The company’s premise was that you can’t improve health outcomes without addressing the full context of someone’s life. It now employs about 850 clinical professionals, operates what it describes as the largest community health workforce in California and, per Batlivala, generates more than nine figures in revenue. It has raised about $30 million, backed by Kleiner Perkins, Kraft Ventures and Next Ventures.
The model has peer-reviewed evidence behind it. A study co-authored by researchers from the Couples Group and peer-reviewed Journal of General Internal Medicineevaluated Pair Team’s community-based model, which combines medical, behavioral, and social care for Medicaid members with high rates of homelessness, severe mental illness, and chronic illness, and demonstrated strong patient engagement and significant reductions in emergency avoidance and hospitalization use. Batlivala says one in four hospital visits and one in two ER visits are not made while a patient is under his company’s care.
But for years, providing this level of care required teams of people, which limited how quickly and cheaply it could be scaled up. Then, about nine months ago, the Pair Team developed a voice AI agent called Flora as the primary patient-facing interface. Flora is available 24 hours a day, handling intake, coordinating referrals and doing the check-ins that keep patients engaged between clinic visits.
The first call that changed his thinking was with a 67-year-old woman living out of her car who was managing PTSD and congestive heart failure. Talked to Flora for over an hour. “It was unbelievable and depressing,” Batlivala told me. “Flora was probably the only ‘person’ she had talked to in weeks about her condition.” Now, hour-long conversations with Flora are routine. “That’s the companionship part,” he said. “And it turns out it really is an intervention.”

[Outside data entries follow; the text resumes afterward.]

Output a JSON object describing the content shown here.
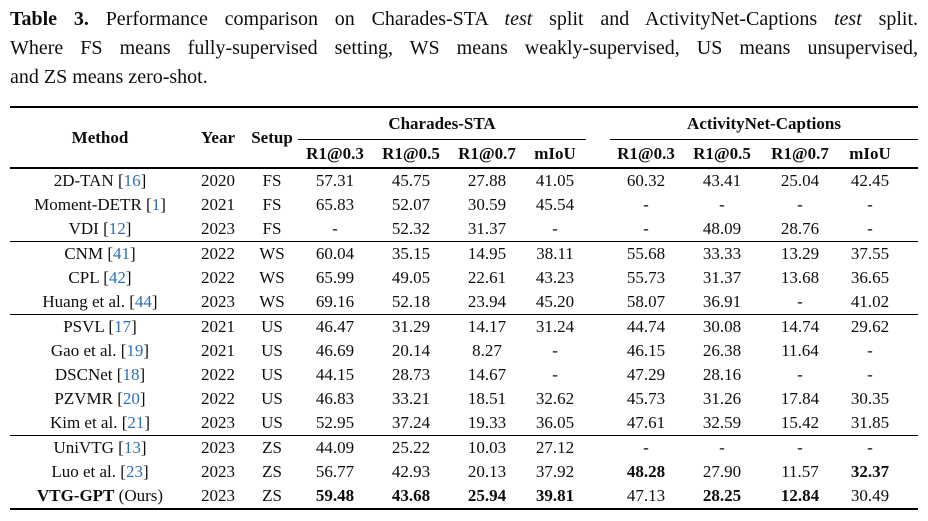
{
  "caption": {
    "label": "Table 3.",
    "line1_part1": "Performance comparison on Charades-STA",
    "line1_italic1": "test",
    "line1_part2": "split and ActivityNet-Captions",
    "line1_italic2": "test",
    "line1_part3": "split.",
    "line2": "Where FS means fully-supervised setting, WS means weakly-supervised, US means unsupervised,",
    "line3": "and ZS means zero-shot."
  },
  "table": {
    "header": {
      "method": "Method",
      "year": "Year",
      "setup": "Setup",
      "groups": [
        {
          "label": "Charades-STA",
          "cols": [
            "R1@0.3",
            "R1@0.5",
            "R1@0.7",
            "mIoU"
          ]
        },
        {
          "label": "ActivityNet-Captions",
          "cols": [
            "R1@0.3",
            "R1@0.5",
            "R1@0.7",
            "mIoU"
          ]
        }
      ]
    },
    "colors": {
      "citation_blue": "#2b6fb5",
      "text": "#0d0d0d",
      "rule": "#000000"
    },
    "rows": [
      {
        "method": "2D-TAN",
        "cite": "16",
        "year": "2020",
        "setup": "FS",
        "values": [
          "57.31",
          "45.75",
          "27.88",
          "41.05",
          "60.32",
          "43.41",
          "25.04",
          "42.45"
        ]
      },
      {
        "method": "Moment-DETR",
        "cite": "1",
        "year": "2021",
        "setup": "FS",
        "values": [
          "65.83",
          "52.07",
          "30.59",
          "45.54",
          "-",
          "-",
          "-",
          "-"
        ]
      },
      {
        "method": "VDI",
        "cite": "12",
        "year": "2023",
        "setup": "FS",
        "values": [
          "-",
          "52.32",
          "31.37",
          "-",
          "-",
          "48.09",
          "28.76",
          "-"
        ]
      },
      {
        "method": "CNM",
        "cite": "41",
        "year": "2022",
        "setup": "WS",
        "rule_above": true,
        "values": [
          "60.04",
          "35.15",
          "14.95",
          "38.11",
          "55.68",
          "33.33",
          "13.29",
          "37.55"
        ]
      },
      {
        "method": "CPL",
        "cite": "42",
        "year": "2022",
        "setup": "WS",
        "values": [
          "65.99",
          "49.05",
          "22.61",
          "43.23",
          "55.73",
          "31.37",
          "13.68",
          "36.65"
        ]
      },
      {
        "method": "Huang et al.",
        "cite": "44",
        "year": "2023",
        "setup": "WS",
        "values": [
          "69.16",
          "52.18",
          "23.94",
          "45.20",
          "58.07",
          "36.91",
          "-",
          "41.02"
        ]
      },
      {
        "method": "PSVL",
        "cite": "17",
        "year": "2021",
        "setup": "US",
        "rule_above": true,
        "values": [
          "46.47",
          "31.29",
          "14.17",
          "31.24",
          "44.74",
          "30.08",
          "14.74",
          "29.62"
        ]
      },
      {
        "method": "Gao et al.",
        "cite": "19",
        "year": "2021",
        "setup": "US",
        "values": [
          "46.69",
          "20.14",
          "8.27",
          "-",
          "46.15",
          "26.38",
          "11.64",
          "-"
        ]
      },
      {
        "method": "DSCNet",
        "cite": "18",
        "year": "2022",
        "setup": "US",
        "values": [
          "44.15",
          "28.73",
          "14.67",
          "-",
          "47.29",
          "28.16",
          "-",
          "-"
        ]
      },
      {
        "method": "PZVMR",
        "cite": "20",
        "year": "2022",
        "setup": "US",
        "values": [
          "46.83",
          "33.21",
          "18.51",
          "32.62",
          "45.73",
          "31.26",
          "17.84",
          "30.35"
        ]
      },
      {
        "method": "Kim et al.",
        "cite": "21",
        "year": "2023",
        "setup": "US",
        "values": [
          "52.95",
          "37.24",
          "19.33",
          "36.05",
          "47.61",
          "32.59",
          "15.42",
          "31.85"
        ]
      },
      {
        "method": "UniVTG",
        "cite": "13",
        "year": "2023",
        "setup": "ZS",
        "rule_above": true,
        "values": [
          "44.09",
          "25.22",
          "10.03",
          "27.12",
          "-",
          "-",
          "-",
          "-"
        ]
      },
      {
        "method": "Luo et al.",
        "cite": "23",
        "year": "2023",
        "setup": "ZS",
        "values": [
          "56.77",
          "42.93",
          "20.13",
          "37.92",
          "48.28",
          "27.90",
          "11.57",
          "32.37"
        ],
        "bold": [
          4,
          7
        ]
      },
      {
        "method": "VTG-GPT",
        "suffix": "(Ours)",
        "method_bold": true,
        "year": "2023",
        "setup": "ZS",
        "values": [
          "59.48",
          "43.68",
          "25.94",
          "39.81",
          "47.13",
          "28.25",
          "12.84",
          "30.49"
        ],
        "bold": [
          0,
          1,
          2,
          3,
          5,
          6
        ]
      }
    ]
  }
}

The architects of ACCESS are themselves former startup operators. The program was designed by Abe Sutton, Director of the CMS Innovation Center, and Jacob Shiff, Chief AI and Technology Officer of the CMS Innovation Center. Sutton was previously an entrepreneur at a healthcare fund called Rubicon Founders. Shiff is a former health care founder. Both joined CMS under the Trump administration, and their startup backgrounds are reflected in the program’s design: outcomes-based payments, direct-to-consumer enrollment and a deliberate push for competition.

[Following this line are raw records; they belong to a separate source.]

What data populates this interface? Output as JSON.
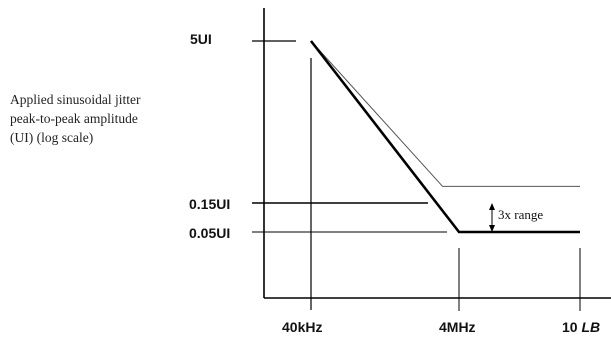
{
  "chart_data": {
    "type": "line",
    "title": "",
    "ylabel_lines": [
      "Applied sinusoidal jitter",
      "peak-to-peak amplitude",
      "(UI) (log scale)"
    ],
    "xlabel": "",
    "x_scale": "log",
    "y_scale": "log",
    "x_ticks": [
      {
        "label": "40kHz",
        "value": 40000
      },
      {
        "label": "4MHz",
        "value": 4000000
      },
      {
        "label_prefix": "10 ",
        "label_italic": "LB",
        "value": 10000000
      }
    ],
    "y_ticks": [
      {
        "label": "5UI",
        "value": 5
      },
      {
        "label": "0.15UI",
        "value": 0.15
      },
      {
        "label": "0.05UI",
        "value": 0.05
      }
    ],
    "series": [
      {
        "style": "thick",
        "color": "#000000",
        "points": [
          {
            "x": 40000,
            "y": 5
          },
          {
            "x": 4000000,
            "y": 0.05
          },
          {
            "x": 10000000,
            "y": 0.05
          }
        ]
      },
      {
        "style": "thin",
        "color": "#555555",
        "points": [
          {
            "x": 40000,
            "y": 5
          },
          {
            "x": 2400000,
            "y": 0.15
          },
          {
            "x": 10000000,
            "y": 0.15
          }
        ]
      }
    ],
    "annotations": [
      {
        "text": "3x range",
        "x": 4000000,
        "y_from": 0.05,
        "y_to": 0.15
      }
    ],
    "grid": false,
    "legend": "none"
  }
}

There are real risks. Participants are feeding highly sensitive patient data — intimate conversations about housing and illness and mental illness — into a federal infrastructure with a documented history of breaches such as exposed social security numbers. For the vulnerable populations ACCESS is designed to serve, this is not an insurmountable problem.

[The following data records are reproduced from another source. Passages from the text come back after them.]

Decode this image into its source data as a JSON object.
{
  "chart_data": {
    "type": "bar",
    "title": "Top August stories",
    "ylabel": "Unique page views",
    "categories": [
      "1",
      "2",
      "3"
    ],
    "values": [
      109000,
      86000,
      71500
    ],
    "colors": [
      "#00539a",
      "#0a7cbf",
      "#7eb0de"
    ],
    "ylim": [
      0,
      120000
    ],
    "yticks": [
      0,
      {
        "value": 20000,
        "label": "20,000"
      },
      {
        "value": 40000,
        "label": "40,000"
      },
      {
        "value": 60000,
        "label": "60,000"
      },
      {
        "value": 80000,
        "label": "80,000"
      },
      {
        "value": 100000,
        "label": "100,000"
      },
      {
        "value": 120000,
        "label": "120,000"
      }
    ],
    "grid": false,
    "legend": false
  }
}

There are also financial risks. The track record of CMS innovation programs is mixed. Congressional Budget Office for 2023 analysis found that the CMS Innovation Center increased federal spending by $5.4 billion over the first decade instead of producing the projected savings. CMS also pays less per patient per month than many participants expected, meaning the math only works for organizations that have fully automated most of their interactions with patients.
Batlivala’s response to the compensation concern is that it’s a feature, not a bug. “If you want to create a model that really incentivizes the use of AI, the compensation rates have to be low,” he told me. “Finance only works if you run a lean, AI-first operation.”
Pair Team says it currently has partnerships that give it access to about 500,000 potential patients, and that it wants to reach one million within three years.
Healthcare investors are watching this closely. Digital health financing has struck higher total Q1 from the pandemic this year, with AI companies taking up most of it. But ACCESS has barely registered outside of the health technology business.
When you purchase through links in our articles, we may earn a small commission. This does not affect our editorial independence.